I spent all week paranoid the number on the scale would take a big leap and by the time I got to the Dietitian appointment, she wouldn’t think I belonged in her office because I was too fat to have an eating disorder. 

The fight or flight state I am in is so intense I can’t sleep more than 2-4 hours each night and I have no idea how I am functioning. Anorexia (am I even actually anorexic?) is giving me the greatest high that I can’t seem to come down from — though I know there has to be an end.

She never weighs me. I am beyond relieved. She does, however, pull every eating disorder behavior out of me and I leave exhausted from retelling the dirty details. It crosses my mind as she is weeding through my history that I am so sick. I have been sick for so long. But I’m still not sick enough.

What weight do you want to be at?

There is no weight that is good enough. I realize I am insane and wanting to be under 100 pounds is both terrifying and ridiculous.
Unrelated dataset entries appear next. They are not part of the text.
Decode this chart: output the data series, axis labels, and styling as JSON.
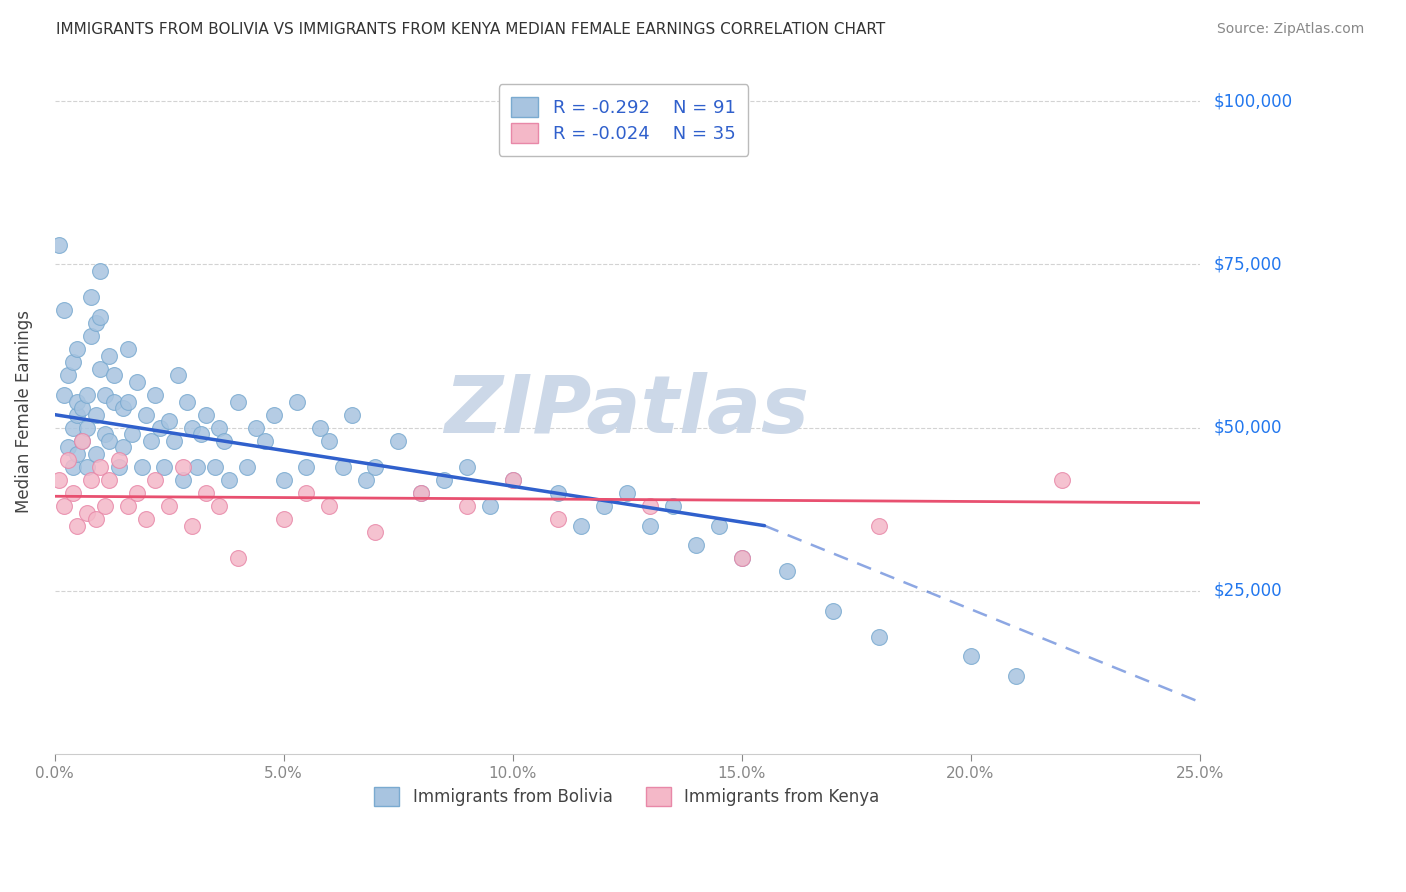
{
  "title": "IMMIGRANTS FROM BOLIVIA VS IMMIGRANTS FROM KENYA MEDIAN FEMALE EARNINGS CORRELATION CHART",
  "source": "Source: ZipAtlas.com",
  "ylabel": "Median Female Earnings",
  "xlim": [
    0.0,
    0.25
  ],
  "ylim": [
    0,
    105000
  ],
  "xtick_positions": [
    0.0,
    0.05,
    0.1,
    0.15,
    0.2,
    0.25
  ],
  "ytick_labels": [
    "$25,000",
    "$50,000",
    "$75,000",
    "$100,000"
  ],
  "ytick_positions": [
    25000,
    50000,
    75000,
    100000
  ],
  "bolivia_color": "#a8c4e0",
  "kenya_color": "#f4b8c8",
  "bolivia_edge": "#7aaad0",
  "kenya_edge": "#e888a8",
  "trend_blue": "#3060cc",
  "trend_pink": "#e85070",
  "legend_R_bolivia": "-0.292",
  "legend_N_bolivia": "91",
  "legend_R_kenya": "-0.024",
  "legend_N_kenya": "35",
  "legend_label_bolivia": "Immigrants from Bolivia",
  "legend_label_kenya": "Immigrants from Kenya",
  "watermark": "ZIPatlas",
  "watermark_color": "#ccd8e8",
  "background_color": "#ffffff",
  "grid_color": "#c8c8c8",
  "bolivia_x": [
    0.001,
    0.002,
    0.002,
    0.003,
    0.003,
    0.004,
    0.004,
    0.004,
    0.005,
    0.005,
    0.005,
    0.005,
    0.006,
    0.006,
    0.007,
    0.007,
    0.007,
    0.008,
    0.008,
    0.009,
    0.009,
    0.009,
    0.01,
    0.01,
    0.01,
    0.011,
    0.011,
    0.012,
    0.012,
    0.013,
    0.013,
    0.014,
    0.015,
    0.015,
    0.016,
    0.016,
    0.017,
    0.018,
    0.019,
    0.02,
    0.021,
    0.022,
    0.023,
    0.024,
    0.025,
    0.026,
    0.027,
    0.028,
    0.029,
    0.03,
    0.031,
    0.032,
    0.033,
    0.035,
    0.036,
    0.037,
    0.038,
    0.04,
    0.042,
    0.044,
    0.046,
    0.048,
    0.05,
    0.053,
    0.055,
    0.058,
    0.06,
    0.063,
    0.065,
    0.068,
    0.07,
    0.075,
    0.08,
    0.085,
    0.09,
    0.095,
    0.1,
    0.11,
    0.115,
    0.12,
    0.125,
    0.13,
    0.135,
    0.14,
    0.145,
    0.15,
    0.16,
    0.17,
    0.18,
    0.2,
    0.21
  ],
  "bolivia_y": [
    78000,
    55000,
    68000,
    47000,
    58000,
    50000,
    44000,
    60000,
    52000,
    46000,
    54000,
    62000,
    48000,
    53000,
    55000,
    50000,
    44000,
    70000,
    64000,
    46000,
    52000,
    66000,
    74000,
    67000,
    59000,
    55000,
    49000,
    61000,
    48000,
    58000,
    54000,
    44000,
    53000,
    47000,
    62000,
    54000,
    49000,
    57000,
    44000,
    52000,
    48000,
    55000,
    50000,
    44000,
    51000,
    48000,
    58000,
    42000,
    54000,
    50000,
    44000,
    49000,
    52000,
    44000,
    50000,
    48000,
    42000,
    54000,
    44000,
    50000,
    48000,
    52000,
    42000,
    54000,
    44000,
    50000,
    48000,
    44000,
    52000,
    42000,
    44000,
    48000,
    40000,
    42000,
    44000,
    38000,
    42000,
    40000,
    35000,
    38000,
    40000,
    35000,
    38000,
    32000,
    35000,
    30000,
    28000,
    22000,
    18000,
    15000,
    12000
  ],
  "kenya_x": [
    0.001,
    0.002,
    0.003,
    0.004,
    0.005,
    0.006,
    0.007,
    0.008,
    0.009,
    0.01,
    0.011,
    0.012,
    0.014,
    0.016,
    0.018,
    0.02,
    0.022,
    0.025,
    0.028,
    0.03,
    0.033,
    0.036,
    0.04,
    0.05,
    0.055,
    0.06,
    0.07,
    0.08,
    0.09,
    0.1,
    0.11,
    0.13,
    0.15,
    0.18,
    0.22
  ],
  "kenya_y": [
    42000,
    38000,
    45000,
    40000,
    35000,
    48000,
    37000,
    42000,
    36000,
    44000,
    38000,
    42000,
    45000,
    38000,
    40000,
    36000,
    42000,
    38000,
    44000,
    35000,
    40000,
    38000,
    30000,
    36000,
    40000,
    38000,
    34000,
    40000,
    38000,
    42000,
    36000,
    38000,
    30000,
    35000,
    42000
  ],
  "trend_b_x0": 0.0,
  "trend_b_y0": 52000,
  "trend_b_x1": 0.155,
  "trend_b_y1": 35000,
  "trend_b_dash_x0": 0.155,
  "trend_b_dash_y0": 35000,
  "trend_b_dash_x1": 0.25,
  "trend_b_dash_y1": 8000,
  "trend_k_x0": 0.0,
  "trend_k_y0": 39500,
  "trend_k_x1": 0.25,
  "trend_k_y1": 38500
}
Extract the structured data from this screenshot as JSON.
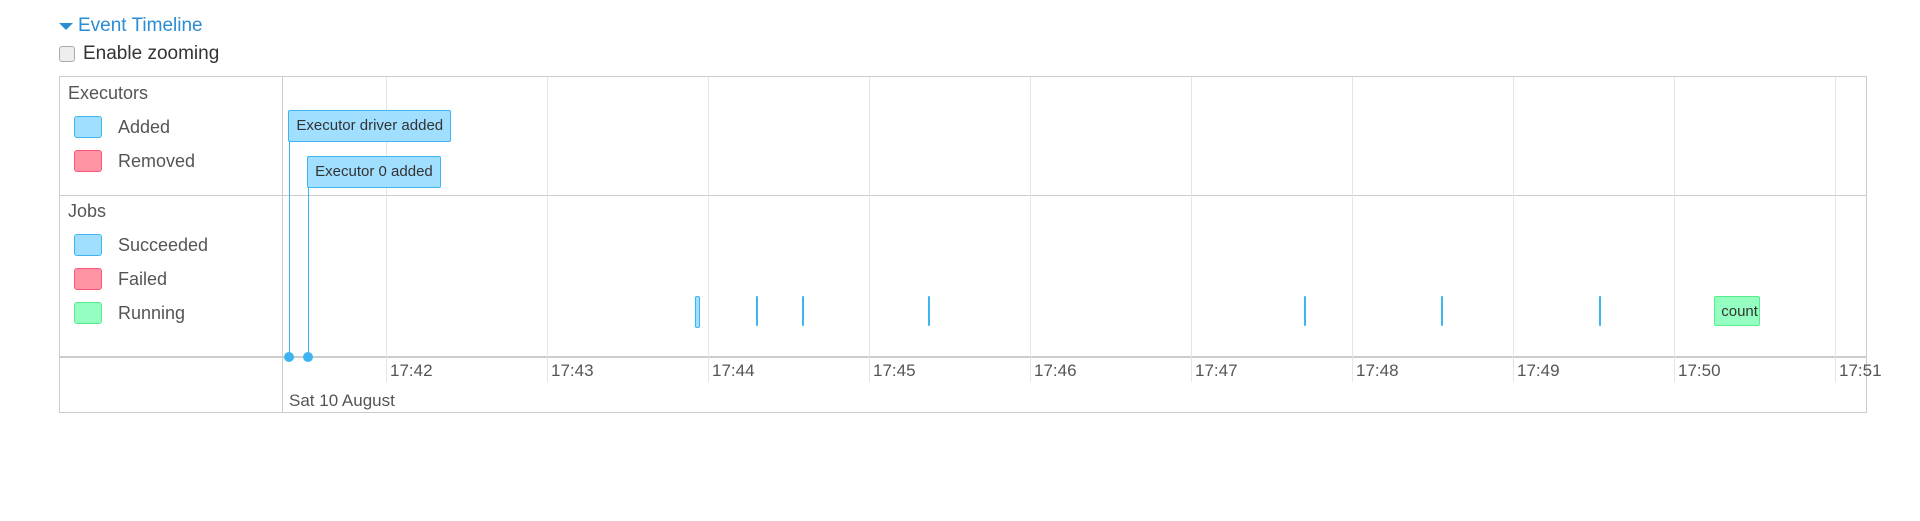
{
  "header": {
    "title": "Event Timeline",
    "zoom_label": "Enable zooming",
    "zoom_checked": false
  },
  "colors": {
    "succeeded_fill": "#a0dfff",
    "succeeded_border": "#3eb5f1",
    "failed_fill": "#ff94a7",
    "failed_border": "#ff5577",
    "running_fill": "#94ffc0",
    "running_border": "#55ee88",
    "link": "#2a8dd4"
  },
  "legend": {
    "executors": {
      "title": "Executors",
      "items": [
        {
          "label": "Added",
          "status": "succeeded"
        },
        {
          "label": "Removed",
          "status": "failed"
        }
      ]
    },
    "jobs": {
      "title": "Jobs",
      "items": [
        {
          "label": "Succeeded",
          "status": "succeeded"
        },
        {
          "label": "Failed",
          "status": "failed"
        },
        {
          "label": "Running",
          "status": "running"
        }
      ]
    }
  },
  "axis": {
    "ticks": [
      "17:42",
      "17:43",
      "17:44",
      "17:45",
      "17:46",
      "17:47",
      "17:48",
      "17:49",
      "17:50",
      "17:51"
    ],
    "date": "Sat 10 August"
  },
  "executor_events": [
    {
      "label": "Executor driver added",
      "time": "17:41:24"
    },
    {
      "label": "Executor 0 added",
      "time": "17:41:31"
    }
  ],
  "jobs": [
    {
      "start": "17:43:55",
      "end": "17:43:57",
      "status": "succeeded",
      "label": ""
    },
    {
      "start": "17:44:18",
      "end": "17:44:18",
      "status": "succeeded",
      "label": ""
    },
    {
      "start": "17:44:35",
      "end": "17:44:35",
      "status": "succeeded",
      "label": ""
    },
    {
      "start": "17:45:22",
      "end": "17:45:22",
      "status": "succeeded",
      "label": ""
    },
    {
      "start": "17:47:42",
      "end": "17:47:43",
      "status": "succeeded",
      "label": ""
    },
    {
      "start": "17:48:33",
      "end": "17:48:33",
      "status": "succeeded",
      "label": ""
    },
    {
      "start": "17:49:32",
      "end": "17:49:32",
      "status": "succeeded",
      "label": ""
    },
    {
      "start": "17:50:15",
      "end": "17:50:32",
      "status": "running",
      "label": "count"
    }
  ]
}
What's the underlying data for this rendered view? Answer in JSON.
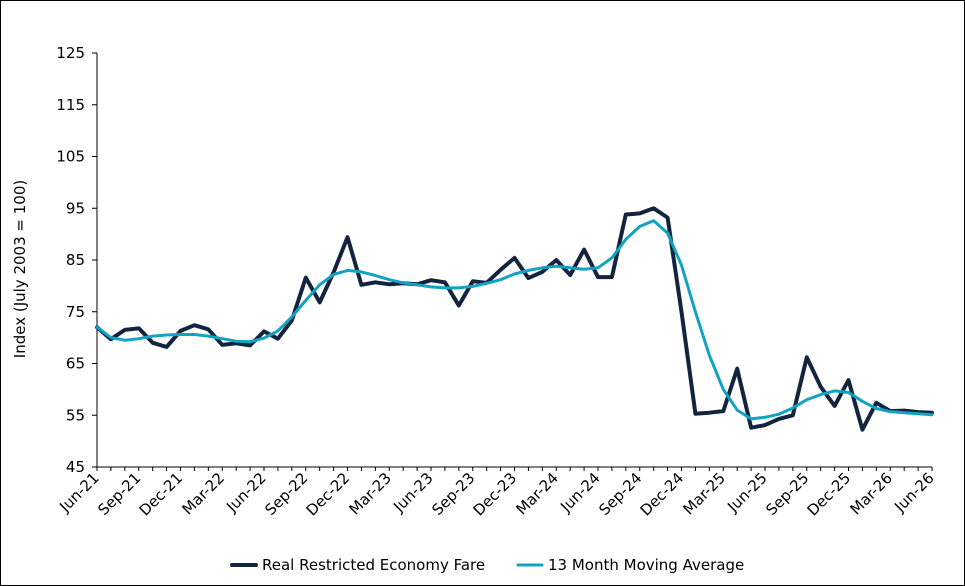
{
  "chart_data": {
    "type": "line",
    "title": "",
    "xlabel": "",
    "ylabel": "Index (July 2003 = 100)",
    "ylim": [
      45,
      125
    ],
    "y_ticks": [
      45,
      55,
      65,
      75,
      85,
      95,
      105,
      115,
      125
    ],
    "x_tick_labels": [
      "Jun-21",
      "Sep-21",
      "Dec-21",
      "Mar-22",
      "Jun-22",
      "Sep-22",
      "Dec-22",
      "Mar-23",
      "Jun-23",
      "Sep-23",
      "Dec-23",
      "Mar-24",
      "Jun-24",
      "Sep-24",
      "Dec-24",
      "Mar-25",
      "Jun-25",
      "Sep-25",
      "Dec-25",
      "Mar-26",
      "Jun-26"
    ],
    "grid": false,
    "legend_position": "bottom",
    "x": [
      "Jun-21",
      "Jul-21",
      "Aug-21",
      "Sep-21",
      "Oct-21",
      "Nov-21",
      "Dec-21",
      "Jan-22",
      "Feb-22",
      "Mar-22",
      "Apr-22",
      "May-22",
      "Jun-22",
      "Jul-22",
      "Aug-22",
      "Sep-22",
      "Oct-22",
      "Nov-22",
      "Dec-22",
      "Jan-23",
      "Feb-23",
      "Mar-23",
      "Apr-23",
      "May-23",
      "Jun-23",
      "Jul-23",
      "Aug-23",
      "Sep-23",
      "Oct-23",
      "Nov-23",
      "Dec-23",
      "Jan-24",
      "Feb-24",
      "Mar-24",
      "Apr-24",
      "May-24",
      "Jun-24",
      "Jul-24",
      "Aug-24",
      "Sep-24",
      "Oct-24",
      "Nov-24",
      "Dec-24",
      "Jan-25",
      "Feb-25",
      "Mar-25",
      "Apr-25",
      "May-25",
      "Jun-25",
      "Jul-25",
      "Aug-25",
      "Sep-25",
      "Oct-25",
      "Nov-25",
      "Dec-25",
      "Jan-26",
      "Feb-26",
      "Mar-26",
      "Apr-26",
      "May-26",
      "Jun-26"
    ],
    "series": [
      {
        "name": "Real Restricted Economy Fare",
        "color": "#13243f",
        "values": [
          72.0,
          69.7,
          71.5,
          71.8,
          69.0,
          68.2,
          71.3,
          72.4,
          71.6,
          68.6,
          68.9,
          68.5,
          71.2,
          69.8,
          73.3,
          81.6,
          76.8,
          82.6,
          89.4,
          80.2,
          80.7,
          80.3,
          80.5,
          80.3,
          81.1,
          80.7,
          76.2,
          80.9,
          80.6,
          83.1,
          85.4,
          81.5,
          82.7,
          85.0,
          82.1,
          87.0,
          81.7,
          81.7,
          93.8,
          94.0,
          95.0,
          93.2,
          75.0,
          55.3,
          55.5,
          55.8,
          64.0,
          52.6,
          53.1,
          54.3,
          55.0,
          66.2,
          60.5,
          56.8,
          61.8,
          52.2,
          57.4,
          55.8,
          55.9,
          55.6,
          55.5
        ]
      },
      {
        "name": "13 Month Moving Average",
        "color": "#12a3c2",
        "values": [
          72.0,
          70.0,
          69.5,
          69.8,
          70.3,
          70.5,
          70.6,
          70.6,
          70.3,
          69.8,
          69.3,
          69.2,
          69.9,
          71.3,
          74.0,
          77.2,
          80.2,
          82.2,
          83.0,
          82.7,
          82.0,
          81.2,
          80.6,
          80.2,
          79.8,
          79.6,
          79.6,
          79.9,
          80.5,
          81.2,
          82.3,
          83.0,
          83.5,
          83.8,
          83.5,
          83.2,
          83.5,
          85.4,
          89.0,
          91.5,
          92.6,
          90.2,
          84.0,
          75.0,
          66.6,
          60.0,
          56.0,
          54.3,
          54.6,
          55.2,
          56.4,
          58.0,
          59.0,
          59.7,
          59.4,
          57.7,
          56.3,
          55.7,
          55.5,
          55.3,
          55.1
        ]
      }
    ]
  }
}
I shrug, and we establish that there is no end. 

Are you getting dizzy? Have you fainted?

Yes I get dizzy. No I haven’t fainted.

Ok. You need to be careful holding your babies…and driving…and getting up.

I am the worst mother. I immediately feel so guilty and want to cry–but don’t. I am feeling faint the entire appointment and the room appears to be filling with fog or smoke even though it’s not. My eyes can’t focus and I want to ask for water but I’m afraid to tell her I feel dizzy. This is happening at every appointment I go to where talking about my eating disorder is involved. I can feel fine walking in and as the appointment goes on I just can’t focus. It’s like the anxiety I normally feel in my stomach, takes over my head and affects all of my senses. I can’t quite explain it but it’s the worst feeling to feel like you’re losing control over being able to pay attention. I try to focus on something to regain control –I watch her lips move and try to catch what she’s saying. It shouldn’t be this hard to hear what she’s saying. Every time this happens I’m afraid it’s an assault on my intelligence even though that doesn’t quite make sense. You’re so incompetent you can’t even focus at any of your appointments. Congratulations, the only thing you have going for you is losing weight.